Es sollte nicht sein, dass dafür die wertvolle Ressource Boden „geopfert“ wird; sie ist knapp, nicht vermehrbar und für künftigen Generationen lebensnotwendig.

Der andere Weg – Ausblick

Es gibt kaum einen Bereich, in dem (quer durch alle politischen Parteien) so weitreichende Übereinstimmung zwischen Bund- und Ländern einerseits und den Umweltverbänden und Nichtregierungsorganisationen (NGO`s) andererseits herrscht, wie in der Frage des Flächenverbrauchs durch Neuausweisung von Baugebieten.

Zahlreich sind die Empfehlungen von beiden Seiten, es anders und besser zu machen:

  1. Vorrang der Innenentwicklung vor der Außenentwicklung (Bodenschutzklausel; Bayer.
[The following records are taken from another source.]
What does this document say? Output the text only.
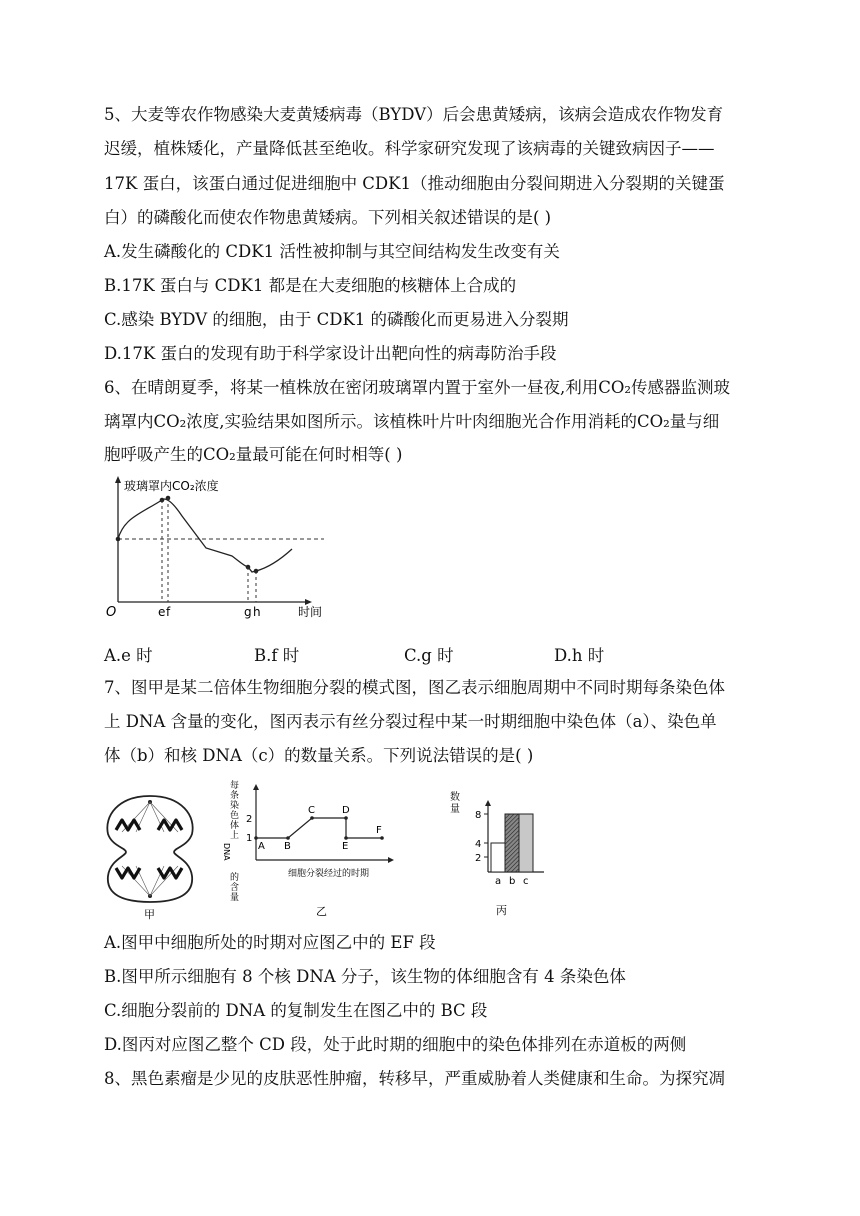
5、大麦等农作物感染大麦黄矮病毒（BYDV）后会患黄矮病，该病会造成农作物发育
迟缓，植株矮化，产量降低甚至绝收。科学家研究发现了该病毒的关键致病因子——
17K 蛋白，该蛋白通过促进细胞中 CDK1（推动细胞由分裂间期进入分裂期的关键蛋
白）的磷酸化而使农作物患黄矮病。下列相关叙述错误的是( )
A.发生磷酸化的 CDK1 活性被抑制与其空间结构发生改变有关
B.17K 蛋白与 CDK1 都是在大麦细胞的核糖体上合成的
C.感染 BYDV 的细胞，由于 CDK1 的磷酸化而更易进入分裂期
D.17K 蛋白的发现有助于科学家设计出靶向性的病毒防治手段
6、在晴朗夏季，将某一植株放在密闭玻璃罩内置于室外一昼夜,利用CO₂传感器监测玻
璃罩内CO₂浓度,实验结果如图所示。该植株叶片叶肉细胞光合作用消耗的CO₂量与细
胞呼吸产生的CO₂量最可能在何时相等( )
玻璃罩内CO₂浓度
O	e f	g h	时间
A.e 时	B.f 时	C.g 时	D.h 时
7、图甲是某二倍体生物细胞分裂的模式图，图乙表示细胞周期中不同时期每条染色体
上 DNA 含量的变化，图丙表示有丝分裂过程中某一时期细胞中染色体（a）、染色单
体（b）和核 DNA（c）的数量关系。下列说法错误的是( )
甲
每
条
染
色
体
上
DNA
的
含
量
2
1
A B
C	D
E
F
细胞分裂经过的时期
乙
数
量
8
4
2
a b c
丙
A.图甲中细胞所处的时期对应图乙中的 EF 段
B.图甲所示细胞有 8 个核 DNA 分子，该生物的体细胞含有 4 条染色体
C.细胞分裂前的 DNA 的复制发生在图乙中的 BC 段
D.图丙对应图乙整个 CD 段，处于此时期的细胞中的染色体排列在赤道板的两侧
8、黑色素瘤是少见的皮肤恶性肿瘤，转移早，严重威胁着人类健康和生命。为探究凋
Landesentwicklungsprogramm).
  2. Entwicklung in den Kommunen auf den Bestand konzentrieren.
  3. Vorhandene Leerstände und Brachen besser nutzen.
  4. Für kleinere Orte vor einer Baulandausweisung ein „Zukunftsbild“ erarbeiten.
  5. Einwohnerbefragungen durchführen.
  6. In das bereits vorhandene Wohnumfeld für Familien mehr investieren und dadurch die Lebensqualität verbessern.
  7. Natur- u. Erholungspotentiale der kleineren Gemeinden besser nutzen.
  8. Keine Neubaugebiete mehr ohne Anbindung an gut funktionierenden ÖPNV.
  9. Errichtung von „Landwirtschafts-Schutzgebieten“

Nicht nur die Empfehlungen, auch die Unterstützungsangebote für die Kommunen sind vorbildlich. Wen es interessiert, der findet über Google unter dem Stichwort

„Broschüre Kommunales Flächenmanagement – Publikationsshop“

eine (schon etwas ältere) Zusammenstellung des Bayer. Staatsministeriums für Umwelt und Gesundheit über die aktuellen Hilfen zur Reduzierung des Flächenverbrauchs. Zu diesem reichhaltigen Angebot zählt z. B. auch eine Wanderausstellung „Flächensparen in Bayern“.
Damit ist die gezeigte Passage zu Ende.